I tend to agree with what has been written below. If you have a project, you should do first an evaluation of it by yourself, then build a solid business plan. The business plan will help you to drive the start-up through the early phases of the development, who are the most critical. It also helps you to clarify what the start-up should be doing and how. Then, and only then, you should present this plan to potential investors.

 

Every “angel” has his/her own metrics of measurement, but obviously two are always on their sight:

– the viability of the business plan, which can be measured as the risk involved with the investment;

– the potential returns on the start-up or eventually (but harder to find) the afinity with the project itself.

 

If I would be in your shoes, I would do my business plan asap and I would start to present it to potential investors.

 

I hope this helps, please let me know if you need more details.

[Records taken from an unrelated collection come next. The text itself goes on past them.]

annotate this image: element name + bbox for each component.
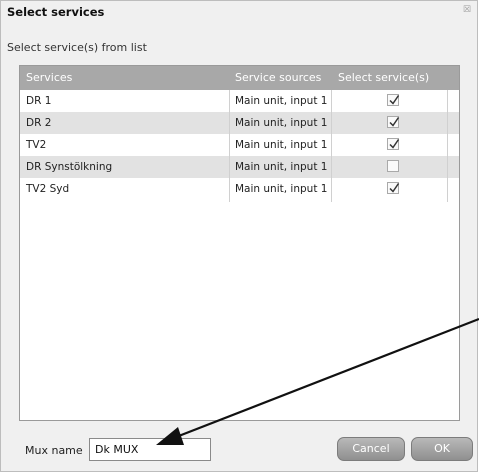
- column-header-service-sources[interactable]: Service sources: [235, 66, 321, 90]
- table-row[interactable]: TV2 Syd Main unit, input 1: [20, 178, 459, 200]
- service-source-cell: Main unit, input 1: [235, 139, 328, 151]
- table-row[interactable]: TV2 Main unit, input 1: [20, 134, 459, 156]
- service-name-cell: DR Synstölkning: [26, 161, 113, 173]
- column-header-select-services[interactable]: Select service(s): [338, 66, 429, 90]
- column-divider: [331, 90, 332, 202]
- dialog-title: Select services: [7, 5, 105, 19]
- service-source-cell: Main unit, input 1: [235, 161, 328, 173]
- table-row[interactable]: DR Synstölkning Main unit, input 1: [20, 156, 459, 178]
- select-service-checkbox[interactable]: [387, 160, 399, 172]
- select-service-checkbox[interactable]: [387, 182, 400, 194]
- service-source-cell: Main unit, input 1: [235, 95, 328, 107]
- table-header: Services Service sources Select service(…: [20, 66, 459, 90]
- service-source-cell: Main unit, input 1: [235, 117, 328, 129]
- checkmark-icon: [389, 139, 400, 149]
- table-row[interactable]: DR 2 Main unit, input 1: [20, 112, 459, 134]
- select-service-checkbox[interactable]: [387, 138, 400, 150]
- column-divider: [229, 90, 230, 202]
- column-header-services[interactable]: Services: [26, 66, 72, 90]
- table-row[interactable]: DR 1 Main unit, input 1: [20, 90, 459, 112]
- services-table: Services Service sources Select service(…: [19, 65, 460, 421]
- cancel-button[interactable]: Cancel: [337, 437, 405, 461]
- service-name-cell: DR 2: [26, 117, 52, 129]
- checkmark-icon: [389, 95, 400, 105]
- mux-name-label: Mux name: [25, 444, 83, 457]
- close-icon[interactable]: ☒: [463, 5, 471, 15]
- mux-name-input[interactable]: [89, 438, 211, 461]
- dialog-subtitle: Select service(s) from list: [7, 41, 147, 54]
- ok-button[interactable]: OK: [411, 437, 473, 461]
- column-divider: [447, 90, 448, 202]
- select-service-checkbox[interactable]: [387, 116, 400, 128]
- service-source-cell: Main unit, input 1: [235, 183, 328, 195]
- checkmark-icon: [389, 183, 400, 193]
- service-name-cell: TV2: [26, 139, 47, 151]
- select-service-checkbox[interactable]: [387, 94, 400, 106]
- checkmark-icon: [389, 117, 400, 127]
- select-services-dialog: Select services ☒ Select service(s) from…: [0, 0, 479, 472]
- service-name-cell: TV2 Syd: [26, 183, 70, 195]
- service-name-cell: DR 1: [26, 95, 52, 107]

“Here’s an answer I got from a SCORE counselor when I recently asked this question:

Valuation is pretty hard to do for a startup, but typically for a seed round the company is given a $1.5M valuation pre-money. That means that if you raise $500k then the investors get 25% of the preferred shares.

This number is used for just about any business and though it seems arbitrary what it does is balance the needs of both investors and founders. Investors dont want to own too much because then founders are not as motivated, but first investors are taking the biggest risk and should end up with a reasonable piece. You can use a higher number if you want or if there is a significant amount that youve invested. The $1.5M number is the “sweat equity” and most angel rounds use this number or something similar to it.

Subsequent rounds will dilute the first investors and again the new investors will not want your share to drop below 50%. That only happens when a later remedial round is required.”